While law enforcement was investigating the trafficking of the two minor victims, they discovered evidence regarding the extent of Parks’ prostitution business. Evidence at trial proved that from February 25, 2017, through the date that he was arrested on January 10, 2018, Parks paid over $1,000 for approximately 295 commercial sex advertisements placed on the Internet. Parks advertised approximately 27 different women and girls for commercial sex. Parks also paid over $6,000 for hotel rooms in Baltimore County and Baltimore City, during the course of his prostitution enterprise.
As a result of his conviction, Parks will be required to register as a sex offender in the places where he resides, where he is an employee, and where he is a student, under the Sex Offender Registration and Notification Act (SORNA).

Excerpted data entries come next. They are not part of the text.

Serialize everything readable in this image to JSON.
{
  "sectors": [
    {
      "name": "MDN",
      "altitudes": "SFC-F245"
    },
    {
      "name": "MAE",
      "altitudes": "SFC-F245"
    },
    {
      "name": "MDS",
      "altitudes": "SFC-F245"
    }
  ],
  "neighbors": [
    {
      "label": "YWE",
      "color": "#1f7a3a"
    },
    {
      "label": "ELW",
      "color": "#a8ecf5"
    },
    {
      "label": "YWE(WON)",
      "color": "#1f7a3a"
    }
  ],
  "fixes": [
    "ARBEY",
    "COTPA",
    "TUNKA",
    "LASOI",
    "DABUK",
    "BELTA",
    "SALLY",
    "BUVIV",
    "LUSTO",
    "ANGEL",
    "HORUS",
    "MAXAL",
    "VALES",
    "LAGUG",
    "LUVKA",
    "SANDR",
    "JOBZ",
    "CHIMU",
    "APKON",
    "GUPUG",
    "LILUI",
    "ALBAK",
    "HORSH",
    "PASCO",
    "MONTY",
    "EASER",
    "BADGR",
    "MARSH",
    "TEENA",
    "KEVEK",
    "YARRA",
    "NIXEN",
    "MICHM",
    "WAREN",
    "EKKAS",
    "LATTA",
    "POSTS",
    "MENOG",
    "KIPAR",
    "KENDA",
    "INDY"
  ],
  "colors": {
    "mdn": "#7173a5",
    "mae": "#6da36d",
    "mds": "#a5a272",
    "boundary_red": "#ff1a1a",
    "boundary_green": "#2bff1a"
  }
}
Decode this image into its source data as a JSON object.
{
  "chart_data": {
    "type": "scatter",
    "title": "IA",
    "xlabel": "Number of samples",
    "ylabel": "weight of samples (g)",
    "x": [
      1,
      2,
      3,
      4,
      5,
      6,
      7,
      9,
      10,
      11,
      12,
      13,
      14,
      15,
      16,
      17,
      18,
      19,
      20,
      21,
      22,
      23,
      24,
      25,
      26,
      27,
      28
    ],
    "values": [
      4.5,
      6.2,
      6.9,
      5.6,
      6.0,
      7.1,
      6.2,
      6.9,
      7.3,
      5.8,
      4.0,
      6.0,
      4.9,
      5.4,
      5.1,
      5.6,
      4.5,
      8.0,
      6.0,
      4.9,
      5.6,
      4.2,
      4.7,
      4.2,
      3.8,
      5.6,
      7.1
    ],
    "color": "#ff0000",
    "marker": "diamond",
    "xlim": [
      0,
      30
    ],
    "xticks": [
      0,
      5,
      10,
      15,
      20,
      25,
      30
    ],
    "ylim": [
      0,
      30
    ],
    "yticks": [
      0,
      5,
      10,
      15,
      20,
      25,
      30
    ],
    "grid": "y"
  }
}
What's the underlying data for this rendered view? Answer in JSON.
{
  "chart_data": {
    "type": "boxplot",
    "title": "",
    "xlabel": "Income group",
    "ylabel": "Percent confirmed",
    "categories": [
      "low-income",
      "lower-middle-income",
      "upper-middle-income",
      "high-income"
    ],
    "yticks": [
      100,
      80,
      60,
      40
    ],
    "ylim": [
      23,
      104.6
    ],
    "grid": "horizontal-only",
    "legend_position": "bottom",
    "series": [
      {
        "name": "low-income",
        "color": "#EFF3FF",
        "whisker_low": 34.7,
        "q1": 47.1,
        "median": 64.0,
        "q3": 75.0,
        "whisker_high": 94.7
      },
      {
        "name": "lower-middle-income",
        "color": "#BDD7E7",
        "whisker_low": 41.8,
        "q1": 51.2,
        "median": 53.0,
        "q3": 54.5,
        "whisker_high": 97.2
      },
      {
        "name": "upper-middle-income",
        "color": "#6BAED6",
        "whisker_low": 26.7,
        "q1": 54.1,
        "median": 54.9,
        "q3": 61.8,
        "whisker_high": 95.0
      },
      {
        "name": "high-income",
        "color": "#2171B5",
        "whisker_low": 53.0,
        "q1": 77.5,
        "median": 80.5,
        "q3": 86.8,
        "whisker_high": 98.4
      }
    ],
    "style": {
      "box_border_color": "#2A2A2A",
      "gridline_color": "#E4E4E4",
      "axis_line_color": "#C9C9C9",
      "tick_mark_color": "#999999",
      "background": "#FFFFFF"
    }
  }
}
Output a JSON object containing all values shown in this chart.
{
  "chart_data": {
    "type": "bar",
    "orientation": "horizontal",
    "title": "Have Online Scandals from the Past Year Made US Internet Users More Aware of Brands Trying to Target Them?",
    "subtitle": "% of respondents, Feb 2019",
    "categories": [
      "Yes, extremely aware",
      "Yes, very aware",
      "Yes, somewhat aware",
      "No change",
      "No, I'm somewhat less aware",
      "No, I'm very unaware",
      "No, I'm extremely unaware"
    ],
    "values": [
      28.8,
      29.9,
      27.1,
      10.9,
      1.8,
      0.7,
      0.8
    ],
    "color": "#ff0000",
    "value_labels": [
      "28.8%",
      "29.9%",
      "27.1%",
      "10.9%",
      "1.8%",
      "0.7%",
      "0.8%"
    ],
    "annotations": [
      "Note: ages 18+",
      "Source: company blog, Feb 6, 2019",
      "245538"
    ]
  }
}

Parks faces a minimum mandatory sentence of 10 years in prison and a maximum of life in prison for each of the two counts of sex trafficking a minor; and a maximum of five years in prison for using the Internet to promote a business enterprise involving prostitution. U.S. District Judge Thomas E. Johnston has not yet scheduled a date for sentencing. Parks remains detained.
The case was investigated by the FBI-led Maryland Child Exploitation Task Force (MCETF), created in 2010 to combat child prostitution, with members from 10 state and federal law enforcement agencies. The Task Force coordinates with the National Center for Missing and Exploited Children and the Maryland State Police Child Recovery Unit to identify missing children being advertised online for prostitution.
MCETF partners with the Maryland Human Trafficking Task Force, formed in 2007 to discover and rescue victims of human trafficking while identifying and prosecuting offenders. Members include federal, state and local law enforcement, as well as victim service providers and local community members. For more information about the Maryland Human Trafficking Task Force, please visit http://www.justice.gov/usao/md/priorities_human.html.
United States Attorney Robert K. Hur commended the FBI and Maryland State Police for their work in the investigation. Mr. Hur thanked Assistant U.S. Attorneys Christine Duey and Matthew Maddox, who are prosecuting the case.